One of the major trends in BC is wineries that explore the concept of Terroir . Terroir is a French word that means sense of place. It’s your vineyards aspect to the sun, soil type, diurnal temperature changes (daytime to nighttime ) and anything else that is different than your neighbour . If you can demonstrably show that your piece of dirt is significantly unique from another winery and makes a noticeable difference to the flavour , aromatics or structure to the wine you make you can legitimately charge more for the wine. In business we call that a unique selling proposition. This process has been under way in BC for awhile with varying degrees of success.

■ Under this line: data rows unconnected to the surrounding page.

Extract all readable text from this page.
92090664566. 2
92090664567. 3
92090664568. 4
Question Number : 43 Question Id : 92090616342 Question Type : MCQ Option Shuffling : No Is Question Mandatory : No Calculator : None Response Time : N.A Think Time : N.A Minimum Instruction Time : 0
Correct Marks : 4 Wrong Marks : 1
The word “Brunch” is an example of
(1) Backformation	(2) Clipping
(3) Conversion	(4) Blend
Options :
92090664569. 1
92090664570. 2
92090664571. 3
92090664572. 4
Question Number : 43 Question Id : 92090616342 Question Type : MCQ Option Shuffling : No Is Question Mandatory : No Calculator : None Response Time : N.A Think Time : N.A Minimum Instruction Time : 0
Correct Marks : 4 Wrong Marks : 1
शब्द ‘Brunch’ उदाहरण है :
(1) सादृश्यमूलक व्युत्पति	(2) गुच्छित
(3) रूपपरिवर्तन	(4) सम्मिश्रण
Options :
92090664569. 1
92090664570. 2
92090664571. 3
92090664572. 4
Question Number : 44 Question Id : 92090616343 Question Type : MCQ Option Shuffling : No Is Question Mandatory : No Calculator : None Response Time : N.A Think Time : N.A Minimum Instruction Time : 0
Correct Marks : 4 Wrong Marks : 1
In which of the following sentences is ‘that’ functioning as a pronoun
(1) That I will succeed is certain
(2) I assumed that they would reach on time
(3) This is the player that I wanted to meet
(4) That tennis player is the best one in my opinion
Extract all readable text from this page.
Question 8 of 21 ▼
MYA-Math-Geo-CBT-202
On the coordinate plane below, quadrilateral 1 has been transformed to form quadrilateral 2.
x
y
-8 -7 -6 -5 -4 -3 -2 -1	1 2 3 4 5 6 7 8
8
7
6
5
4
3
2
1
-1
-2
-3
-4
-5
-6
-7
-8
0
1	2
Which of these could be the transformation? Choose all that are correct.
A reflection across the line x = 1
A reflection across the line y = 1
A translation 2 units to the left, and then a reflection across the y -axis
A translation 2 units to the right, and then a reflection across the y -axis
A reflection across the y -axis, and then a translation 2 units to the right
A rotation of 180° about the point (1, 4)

Why didn’t we do it right at the start of our wine industry ? The answer is it didn’t matter until it did matter. Cryptic huh ? When our industry was in it’s infancy Terroir was a detriment to it as we didn’t have the experience that well known Terroir regions of the world like France and Italy had. So the solution was to say it didn’t matter and that we were every bit as good as any other country ( even if we weren’t ) . With increased numbers of wineries and vineyards in BC we then had to stand out from our neighbouring winery. The best way to do that is to then say my piece of dirt is better than my completion down the street or down the valley. The viticulturists started to do soil pit tests, ground penetrating radar analysis and sophisticated temperature recording and modelling. The winemakers started identifying the specific Terroir locations on the properties and vinifying the lots separately . Suddenly they started to realize certain batches were more aromatic, deeper in colour or had a structure that would allow them to age longer. This experimentation leads to the identification of the best spots and Voila ! Single vineyard wines are born, you can charge more for your wine, brand expansion happens and if the market agrees with your assessment then your price for the vineyard can be substantially more when you sell.
Who does this well in British Columbia ? I’ll give you one example Synchromesh Winery in Okanagan Falls. Alan Dickinson is making world class Riesling that are unique , flavorful and compete with some of the best wines in the world. Buy them cellar them and thank me later. Just leave some for me.